To create the reduced genome for IGV:
Launch your IGV browser from the terminal in x2goclient. (Tip: Run igv.sh).
In the top menu select
genome –> create .genome file
You may enter any name and description of your liking, but you need to use this name in the next set of instructions. We will name it mm10.reduced
For the FASTA file use the genome.quantification/mm10.fa file
and for the Gene file use the genome.quantification/ucsc.gtf file
Please load some of the files you prepared. (ie: tophat/th.quant.expr1.baman d tophat/ctrl1.quant.expr1.bam or tophat/th.quant.expr1.bam.tdf and tophat/ctrl1.quant.expr1.bam.tdf)
Some of the genes are good examples of differentially expressed genes. For example the whole region around the key Fgf21 gene is upregulated in experiment vs controls, while the gene Crebbp is downregulated in experiments vs controls. To point your browser to either gene just type or copy the name of the gene in the location box at the top.
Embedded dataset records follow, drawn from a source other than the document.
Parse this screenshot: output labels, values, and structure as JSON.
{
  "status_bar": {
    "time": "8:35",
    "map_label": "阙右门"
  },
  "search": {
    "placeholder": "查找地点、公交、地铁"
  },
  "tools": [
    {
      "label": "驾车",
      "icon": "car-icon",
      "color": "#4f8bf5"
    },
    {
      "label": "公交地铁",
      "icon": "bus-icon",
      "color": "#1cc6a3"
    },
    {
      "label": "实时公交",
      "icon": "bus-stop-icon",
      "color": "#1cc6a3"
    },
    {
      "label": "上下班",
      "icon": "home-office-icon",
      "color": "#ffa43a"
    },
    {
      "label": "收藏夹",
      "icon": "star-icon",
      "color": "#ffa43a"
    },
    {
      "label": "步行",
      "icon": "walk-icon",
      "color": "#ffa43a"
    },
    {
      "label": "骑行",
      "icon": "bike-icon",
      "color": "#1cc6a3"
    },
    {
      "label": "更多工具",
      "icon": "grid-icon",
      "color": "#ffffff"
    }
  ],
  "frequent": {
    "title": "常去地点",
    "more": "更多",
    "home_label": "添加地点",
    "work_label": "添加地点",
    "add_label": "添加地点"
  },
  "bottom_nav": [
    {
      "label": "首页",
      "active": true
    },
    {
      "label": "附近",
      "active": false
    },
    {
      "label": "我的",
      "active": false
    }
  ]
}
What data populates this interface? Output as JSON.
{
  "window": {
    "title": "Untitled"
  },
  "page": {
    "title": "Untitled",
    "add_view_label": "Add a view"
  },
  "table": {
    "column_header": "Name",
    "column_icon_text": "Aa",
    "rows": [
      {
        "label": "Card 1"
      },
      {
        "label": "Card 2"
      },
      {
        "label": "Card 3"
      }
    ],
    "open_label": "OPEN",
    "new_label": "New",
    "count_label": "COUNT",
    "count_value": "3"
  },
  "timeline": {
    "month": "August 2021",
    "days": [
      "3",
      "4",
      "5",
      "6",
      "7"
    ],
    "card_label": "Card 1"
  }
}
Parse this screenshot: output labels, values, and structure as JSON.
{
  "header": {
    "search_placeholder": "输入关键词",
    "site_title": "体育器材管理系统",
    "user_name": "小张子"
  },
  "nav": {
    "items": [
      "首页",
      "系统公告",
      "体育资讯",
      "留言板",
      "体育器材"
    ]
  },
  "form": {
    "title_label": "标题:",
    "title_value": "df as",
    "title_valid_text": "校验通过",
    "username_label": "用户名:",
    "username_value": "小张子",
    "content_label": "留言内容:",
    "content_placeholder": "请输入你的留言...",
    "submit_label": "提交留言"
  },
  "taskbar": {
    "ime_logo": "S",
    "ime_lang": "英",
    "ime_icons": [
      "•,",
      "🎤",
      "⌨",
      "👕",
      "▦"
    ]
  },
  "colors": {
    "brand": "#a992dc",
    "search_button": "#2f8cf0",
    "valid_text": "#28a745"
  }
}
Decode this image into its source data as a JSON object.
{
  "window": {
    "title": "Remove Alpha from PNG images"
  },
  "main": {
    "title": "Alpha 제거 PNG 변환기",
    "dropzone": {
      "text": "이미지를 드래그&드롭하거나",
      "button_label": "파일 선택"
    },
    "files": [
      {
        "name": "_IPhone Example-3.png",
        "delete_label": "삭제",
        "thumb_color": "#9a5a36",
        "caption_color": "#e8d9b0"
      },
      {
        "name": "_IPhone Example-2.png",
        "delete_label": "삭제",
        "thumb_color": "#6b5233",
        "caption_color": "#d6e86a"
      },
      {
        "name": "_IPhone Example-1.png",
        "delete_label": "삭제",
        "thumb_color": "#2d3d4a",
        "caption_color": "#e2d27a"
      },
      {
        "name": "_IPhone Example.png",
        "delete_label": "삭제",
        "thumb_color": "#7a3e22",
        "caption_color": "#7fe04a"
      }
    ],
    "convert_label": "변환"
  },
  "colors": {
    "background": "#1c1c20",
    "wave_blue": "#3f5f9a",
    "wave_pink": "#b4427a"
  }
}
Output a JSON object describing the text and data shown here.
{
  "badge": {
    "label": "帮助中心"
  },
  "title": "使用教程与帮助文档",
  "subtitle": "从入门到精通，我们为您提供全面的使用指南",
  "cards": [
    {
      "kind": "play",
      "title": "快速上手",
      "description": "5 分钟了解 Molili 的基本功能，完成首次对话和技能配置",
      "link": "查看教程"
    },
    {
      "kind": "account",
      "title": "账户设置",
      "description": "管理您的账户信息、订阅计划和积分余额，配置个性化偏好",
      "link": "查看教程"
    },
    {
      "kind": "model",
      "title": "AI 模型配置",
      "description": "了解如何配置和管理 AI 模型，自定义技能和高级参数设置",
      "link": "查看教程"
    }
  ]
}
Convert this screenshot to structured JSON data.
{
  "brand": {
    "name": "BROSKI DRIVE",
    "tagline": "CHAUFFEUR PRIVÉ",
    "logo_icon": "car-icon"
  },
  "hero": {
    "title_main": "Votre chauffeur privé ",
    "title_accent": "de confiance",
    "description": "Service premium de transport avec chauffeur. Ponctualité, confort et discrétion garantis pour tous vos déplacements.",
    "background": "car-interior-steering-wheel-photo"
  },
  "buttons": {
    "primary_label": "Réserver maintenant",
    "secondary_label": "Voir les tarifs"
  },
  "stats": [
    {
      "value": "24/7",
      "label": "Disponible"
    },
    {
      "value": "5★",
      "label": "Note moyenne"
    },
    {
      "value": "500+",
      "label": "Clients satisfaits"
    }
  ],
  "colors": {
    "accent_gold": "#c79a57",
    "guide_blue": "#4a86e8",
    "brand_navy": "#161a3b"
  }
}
You can also compare the results with rsem genomic alignments. Make sure you are loading genome alignments not transcript in rsem results, since both alignment results exist in the rsem directory. If you want to compare tdf files, you can use the command below.
igvtools count -w 5 rsem/ctrl1.rsem.genome.sorted.bam rsem/ctrl1.rsem.genome.sorted.bam.tdf genome.quantification/mm10.fa
igvtools count -w 5 rsem/expr1.rsem.genome.sorted.bam rsem/expr1.rsem.genome.sorted.bam.tdf genome.quantification/mm10.fa
Question: What is different in tophat and rsem alignments?
To perform the commands in the tutorial please install the necessary software and download transcriptomics folder into your working envrionment.